Merci à vous qui construisez des fils qui ne coupent pas de racines. Merci pour chaque matin sans témoin, pour chaque : « Ça va aller », chuchoté sans gloire.

Votre présence est une réparation. Votre amour est un avenir. »

Respecter la mère de ses enfants

« Respecter la mère de ses enfants, même quand l’histoire est finie.

Ne pas salir ce qu’on a construit, juste parce qu’on a mal

Parler sans blesser

Répondre sans humilier, travailler ensemble

Même à distance, même à contre-cœur, parce qu’élever un enfant, c’est plus grand qu’un ego.

Se dire : « Je ne t’aime plus, peut-être, mais je te respecte encore » et faire place à une forme de lien. Pas amoureux, mais solide. Pas passionné, mais digne.

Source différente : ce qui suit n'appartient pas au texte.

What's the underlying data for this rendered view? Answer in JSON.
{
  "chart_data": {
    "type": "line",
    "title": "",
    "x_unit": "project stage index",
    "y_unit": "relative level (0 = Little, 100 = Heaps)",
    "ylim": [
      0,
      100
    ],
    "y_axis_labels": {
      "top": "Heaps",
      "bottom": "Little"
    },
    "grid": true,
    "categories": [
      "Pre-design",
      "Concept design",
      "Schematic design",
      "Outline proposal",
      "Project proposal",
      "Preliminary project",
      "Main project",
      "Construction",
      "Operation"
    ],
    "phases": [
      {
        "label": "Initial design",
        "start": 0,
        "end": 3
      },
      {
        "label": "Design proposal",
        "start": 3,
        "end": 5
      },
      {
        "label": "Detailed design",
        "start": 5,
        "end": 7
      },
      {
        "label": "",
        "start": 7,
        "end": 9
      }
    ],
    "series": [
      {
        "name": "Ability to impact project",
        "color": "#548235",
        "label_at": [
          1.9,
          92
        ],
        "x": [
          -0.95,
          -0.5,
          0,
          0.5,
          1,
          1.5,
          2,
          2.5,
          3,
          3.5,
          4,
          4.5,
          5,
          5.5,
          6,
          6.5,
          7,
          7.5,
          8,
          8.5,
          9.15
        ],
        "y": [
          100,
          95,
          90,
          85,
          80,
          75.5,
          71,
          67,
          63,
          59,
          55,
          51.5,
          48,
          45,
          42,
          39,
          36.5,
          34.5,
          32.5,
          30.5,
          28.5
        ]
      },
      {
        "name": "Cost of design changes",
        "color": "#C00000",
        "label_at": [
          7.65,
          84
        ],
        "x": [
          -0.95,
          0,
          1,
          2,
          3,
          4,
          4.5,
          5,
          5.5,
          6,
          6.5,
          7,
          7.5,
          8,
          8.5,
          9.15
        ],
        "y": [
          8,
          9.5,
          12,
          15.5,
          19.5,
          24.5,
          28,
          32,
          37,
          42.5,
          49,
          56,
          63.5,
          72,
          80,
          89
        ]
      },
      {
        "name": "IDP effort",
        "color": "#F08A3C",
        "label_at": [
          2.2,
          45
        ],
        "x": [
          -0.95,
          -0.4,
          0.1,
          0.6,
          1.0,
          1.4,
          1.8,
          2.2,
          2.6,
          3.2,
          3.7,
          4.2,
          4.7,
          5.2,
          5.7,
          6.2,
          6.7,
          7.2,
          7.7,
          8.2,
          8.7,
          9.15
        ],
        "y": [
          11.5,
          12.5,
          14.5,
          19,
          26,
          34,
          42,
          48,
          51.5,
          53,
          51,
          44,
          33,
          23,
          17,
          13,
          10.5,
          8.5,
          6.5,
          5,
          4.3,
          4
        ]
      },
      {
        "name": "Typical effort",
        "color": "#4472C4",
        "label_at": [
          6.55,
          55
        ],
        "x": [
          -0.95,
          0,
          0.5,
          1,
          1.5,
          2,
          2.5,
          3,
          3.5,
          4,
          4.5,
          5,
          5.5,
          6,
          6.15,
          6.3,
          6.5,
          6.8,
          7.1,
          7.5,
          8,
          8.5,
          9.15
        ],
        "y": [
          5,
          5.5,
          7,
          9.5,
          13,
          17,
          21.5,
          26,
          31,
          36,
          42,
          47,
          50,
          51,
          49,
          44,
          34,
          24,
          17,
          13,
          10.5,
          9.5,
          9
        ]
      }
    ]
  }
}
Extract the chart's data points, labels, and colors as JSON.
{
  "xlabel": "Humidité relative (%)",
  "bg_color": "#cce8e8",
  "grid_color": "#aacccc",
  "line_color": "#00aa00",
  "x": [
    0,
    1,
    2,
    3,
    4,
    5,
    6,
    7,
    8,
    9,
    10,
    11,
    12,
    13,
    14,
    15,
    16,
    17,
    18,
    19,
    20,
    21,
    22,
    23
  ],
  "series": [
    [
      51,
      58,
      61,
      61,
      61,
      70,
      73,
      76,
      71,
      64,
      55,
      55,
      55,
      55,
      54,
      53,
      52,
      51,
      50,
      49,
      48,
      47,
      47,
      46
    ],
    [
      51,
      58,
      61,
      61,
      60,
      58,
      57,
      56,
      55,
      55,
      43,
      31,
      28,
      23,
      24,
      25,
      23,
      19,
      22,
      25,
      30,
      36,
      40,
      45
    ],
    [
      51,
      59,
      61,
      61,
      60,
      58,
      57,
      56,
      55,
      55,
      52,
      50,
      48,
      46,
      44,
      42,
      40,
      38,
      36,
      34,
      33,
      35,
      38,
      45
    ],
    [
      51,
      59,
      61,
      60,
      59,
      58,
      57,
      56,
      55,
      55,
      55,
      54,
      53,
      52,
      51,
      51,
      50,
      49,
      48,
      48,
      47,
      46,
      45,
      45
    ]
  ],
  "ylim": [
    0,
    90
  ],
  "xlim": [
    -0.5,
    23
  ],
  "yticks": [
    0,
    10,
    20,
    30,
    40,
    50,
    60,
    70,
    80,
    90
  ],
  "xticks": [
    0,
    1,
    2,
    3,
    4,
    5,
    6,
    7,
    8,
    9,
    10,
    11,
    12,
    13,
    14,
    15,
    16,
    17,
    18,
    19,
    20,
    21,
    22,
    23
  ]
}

Et, à vous aussi, les femmes : ne pas cultiver l’amertume, ne pas faire des enfants un champ de bataille,

Apprendre ensemble à inventer autre chose. Pas pour soi, mais pour eux, nos enfants

Pour qu’ils sachent que l’amour peut s’effacer sans devenir Guerre

Parce qu’élever un enfant, ce n’est pas rejouer la guerre.

C’est choisir la paix chaque jour, même quand le cœur fatigue. (…)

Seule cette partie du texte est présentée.